We continued up the main road in silence, listening to the last roosters left alive cackle at one another, until we reached the bronze fist where Joseph had delivered his speech a few days earlier. Once there, Isaac turned to me and said:
“Now we wait.”
“For what?”
He motioned with his finger for me to stop talking.
• • •
The sun was above the horizon when a man with a small boy and two donkeys trailing behind them emerged from the footpath that branched off the main road.
“This is where we say goodbye,” Isaac told me. I looked at the man and child closely. They were clearly father and son, with the same wide, sloping forehead; on the child it seemed to take too much space, but it gave the man a gentle, almost feminine quality.
“Why now?” I asked him.
“We’re leaving this evening,” he said. “Joseph has other villages he wants to conquer.”
“And where do I go?”
He pointed to the man, who appeared to be whispering something important to one of the donkeys.
“He has someplace safe to take you. Stay there. Rest. Get strong, and then go east. I’ve heard it’s quiet there. Whatever you do, don’t come back. Also, don’t go south; I hear there are problems there.”
“And north?”
“Not so good. There are more problems.”
“And what will you do?”
He threw his arm around my shoulder. He pointed straight ahead and then slowly moved his finger from left to right, drawing an imaginary line across the horizon.
“There is nothing else out there for me except this?”

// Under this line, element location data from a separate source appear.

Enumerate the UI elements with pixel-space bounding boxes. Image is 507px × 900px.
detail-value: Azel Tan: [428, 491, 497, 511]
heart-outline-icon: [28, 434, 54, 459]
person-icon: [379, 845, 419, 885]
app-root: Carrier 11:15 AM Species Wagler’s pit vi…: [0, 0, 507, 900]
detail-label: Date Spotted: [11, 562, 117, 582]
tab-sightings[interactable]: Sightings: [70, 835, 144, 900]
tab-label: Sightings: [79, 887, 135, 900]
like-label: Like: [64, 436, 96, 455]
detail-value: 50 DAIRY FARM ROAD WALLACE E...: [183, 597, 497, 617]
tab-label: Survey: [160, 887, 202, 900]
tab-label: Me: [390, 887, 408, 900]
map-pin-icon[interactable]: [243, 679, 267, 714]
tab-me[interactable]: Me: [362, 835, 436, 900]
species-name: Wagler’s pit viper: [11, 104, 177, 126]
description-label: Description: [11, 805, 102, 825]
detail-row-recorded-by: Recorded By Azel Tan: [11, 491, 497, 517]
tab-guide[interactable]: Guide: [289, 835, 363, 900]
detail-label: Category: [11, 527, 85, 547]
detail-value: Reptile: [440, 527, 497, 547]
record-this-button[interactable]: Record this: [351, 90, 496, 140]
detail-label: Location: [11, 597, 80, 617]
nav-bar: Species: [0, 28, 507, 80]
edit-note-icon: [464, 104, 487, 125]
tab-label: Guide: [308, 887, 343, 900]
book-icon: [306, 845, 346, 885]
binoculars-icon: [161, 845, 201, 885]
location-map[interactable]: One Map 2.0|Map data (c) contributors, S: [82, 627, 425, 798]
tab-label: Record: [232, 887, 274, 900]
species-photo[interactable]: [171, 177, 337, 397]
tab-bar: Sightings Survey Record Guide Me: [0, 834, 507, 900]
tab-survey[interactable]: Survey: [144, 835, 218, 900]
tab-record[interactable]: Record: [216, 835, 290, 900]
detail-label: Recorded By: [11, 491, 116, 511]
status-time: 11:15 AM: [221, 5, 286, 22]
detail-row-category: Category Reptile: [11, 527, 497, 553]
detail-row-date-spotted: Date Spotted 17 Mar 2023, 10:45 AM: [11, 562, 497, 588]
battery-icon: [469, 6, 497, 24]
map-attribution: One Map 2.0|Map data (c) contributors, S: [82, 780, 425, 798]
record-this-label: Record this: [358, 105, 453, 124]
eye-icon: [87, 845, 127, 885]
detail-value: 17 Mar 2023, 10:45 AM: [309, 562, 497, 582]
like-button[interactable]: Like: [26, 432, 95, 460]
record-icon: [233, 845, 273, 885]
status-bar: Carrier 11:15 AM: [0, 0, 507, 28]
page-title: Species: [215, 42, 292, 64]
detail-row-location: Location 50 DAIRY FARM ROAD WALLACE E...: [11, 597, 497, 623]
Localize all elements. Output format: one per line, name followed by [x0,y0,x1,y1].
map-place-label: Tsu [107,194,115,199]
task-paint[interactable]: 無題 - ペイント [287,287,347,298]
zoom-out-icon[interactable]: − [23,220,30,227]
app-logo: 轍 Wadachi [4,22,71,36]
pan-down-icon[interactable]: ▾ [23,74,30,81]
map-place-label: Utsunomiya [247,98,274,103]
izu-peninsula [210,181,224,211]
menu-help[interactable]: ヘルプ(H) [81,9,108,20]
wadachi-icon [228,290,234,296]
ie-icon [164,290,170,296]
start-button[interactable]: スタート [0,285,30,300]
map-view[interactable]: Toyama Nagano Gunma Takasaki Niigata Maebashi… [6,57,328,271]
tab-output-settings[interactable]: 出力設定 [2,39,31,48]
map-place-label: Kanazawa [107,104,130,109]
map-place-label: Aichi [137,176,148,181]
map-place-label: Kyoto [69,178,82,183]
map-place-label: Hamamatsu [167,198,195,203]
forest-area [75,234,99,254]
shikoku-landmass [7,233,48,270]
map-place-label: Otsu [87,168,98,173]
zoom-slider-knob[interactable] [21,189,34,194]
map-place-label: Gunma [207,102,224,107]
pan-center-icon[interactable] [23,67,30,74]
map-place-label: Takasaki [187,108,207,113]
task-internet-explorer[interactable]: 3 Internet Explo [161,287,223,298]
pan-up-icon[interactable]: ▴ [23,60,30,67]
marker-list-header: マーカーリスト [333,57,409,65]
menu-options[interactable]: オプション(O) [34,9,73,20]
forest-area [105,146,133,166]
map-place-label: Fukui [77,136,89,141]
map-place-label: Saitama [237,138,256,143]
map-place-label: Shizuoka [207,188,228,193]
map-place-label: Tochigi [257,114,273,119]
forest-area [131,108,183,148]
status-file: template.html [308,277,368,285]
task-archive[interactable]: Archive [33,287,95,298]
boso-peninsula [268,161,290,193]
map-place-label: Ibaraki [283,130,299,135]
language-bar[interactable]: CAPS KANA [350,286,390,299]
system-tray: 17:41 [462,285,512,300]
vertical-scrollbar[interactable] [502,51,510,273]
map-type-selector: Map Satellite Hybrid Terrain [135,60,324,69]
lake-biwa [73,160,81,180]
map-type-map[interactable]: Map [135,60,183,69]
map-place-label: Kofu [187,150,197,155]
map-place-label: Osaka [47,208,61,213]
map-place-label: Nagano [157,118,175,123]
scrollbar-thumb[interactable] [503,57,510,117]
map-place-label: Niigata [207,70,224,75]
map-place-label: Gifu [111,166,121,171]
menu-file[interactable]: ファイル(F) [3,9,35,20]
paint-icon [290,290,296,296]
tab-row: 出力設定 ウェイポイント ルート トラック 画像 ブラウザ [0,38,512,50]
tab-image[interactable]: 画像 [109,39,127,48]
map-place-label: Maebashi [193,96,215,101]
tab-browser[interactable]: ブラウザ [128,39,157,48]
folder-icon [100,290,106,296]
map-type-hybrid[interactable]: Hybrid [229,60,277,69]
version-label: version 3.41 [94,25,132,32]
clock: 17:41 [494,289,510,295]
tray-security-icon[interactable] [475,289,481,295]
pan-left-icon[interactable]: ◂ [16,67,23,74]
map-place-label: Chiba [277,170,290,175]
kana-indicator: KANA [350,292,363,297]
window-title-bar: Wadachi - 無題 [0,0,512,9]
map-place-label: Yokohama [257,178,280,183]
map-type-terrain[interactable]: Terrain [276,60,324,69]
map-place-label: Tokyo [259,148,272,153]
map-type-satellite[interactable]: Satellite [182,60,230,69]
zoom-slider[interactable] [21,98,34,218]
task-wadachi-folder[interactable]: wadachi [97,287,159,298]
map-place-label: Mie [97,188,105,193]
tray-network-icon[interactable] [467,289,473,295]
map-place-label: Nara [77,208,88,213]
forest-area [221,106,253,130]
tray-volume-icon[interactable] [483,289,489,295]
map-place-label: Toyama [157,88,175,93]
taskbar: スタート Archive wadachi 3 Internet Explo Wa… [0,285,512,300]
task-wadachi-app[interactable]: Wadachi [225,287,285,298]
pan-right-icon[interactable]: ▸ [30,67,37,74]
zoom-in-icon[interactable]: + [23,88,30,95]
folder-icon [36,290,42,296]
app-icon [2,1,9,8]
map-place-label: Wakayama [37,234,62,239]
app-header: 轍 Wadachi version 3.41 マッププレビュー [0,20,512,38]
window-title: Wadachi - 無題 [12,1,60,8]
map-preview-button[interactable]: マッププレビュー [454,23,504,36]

We had more we wanted to say — there were apologies that should have been made, forgiveness to have been granted — but the village was waking up, despite the late night. We could smell the charcoal burning in the gardens and hear people in the street. Joseph was certainly up by now.
“How long will you be gone?” I asked him.
“Joseph says it should be over in two days. He says there will be no resistance.”
It was the wrong question to ask when saying goodbye. The talk of war turned him. He snapped back into form.
“Enough of this,” he said.
He held out his hand. I shook it. He took a bundle of notes from his pocket and gave it to the man. They talked between themselves for a few seconds, and then Isaac gave him a pat on the back of his head. Before walking away, he said, “One donkey is yours if you want to keep it.”
Isaac turned south, back to the hotel, while I headed west, along the same path the man and his boy had come from. One of the small wonders of village life was how quickly nature reclaimed its dominance, as if the life of a town was little more than a minor disturbance to an otherwise wild world. After a few minutes of walking, there was hardly any sound other than that of birds; by the time we had traveled a half-mile, the trees had all but swallowed the footpath we were on. We walked for more than an hour, until we reached a clearing where maybe a dozen thatch-roofed huts stood a few feet apart from one another, each surrounded by a wooden fence to pen in the chickens, and the children when the adults were away. It was the idyllic corner of the world I had been hoping to find, and though that vision was little more than the fantasy of someone desperate for refuge, I was determined to preserve it for as long as possible. I knew it wouldn’t last; even if there wasn’t a war on the horizon, if I stayed long enough I’d find all the petty complaints and frustrations of life here just as easily I had found them in the capital and in my own childhood home. But there wasn’t much time anyway: Joseph’s soldiers were going to take the next city that evening, which meant many of them would leave within the hour. If they won, they would return within the next few days; if they were slaughtered, the army would finish the rest of them, holed up at the hotel. In either case, it was only a matter of time before nothing was safe.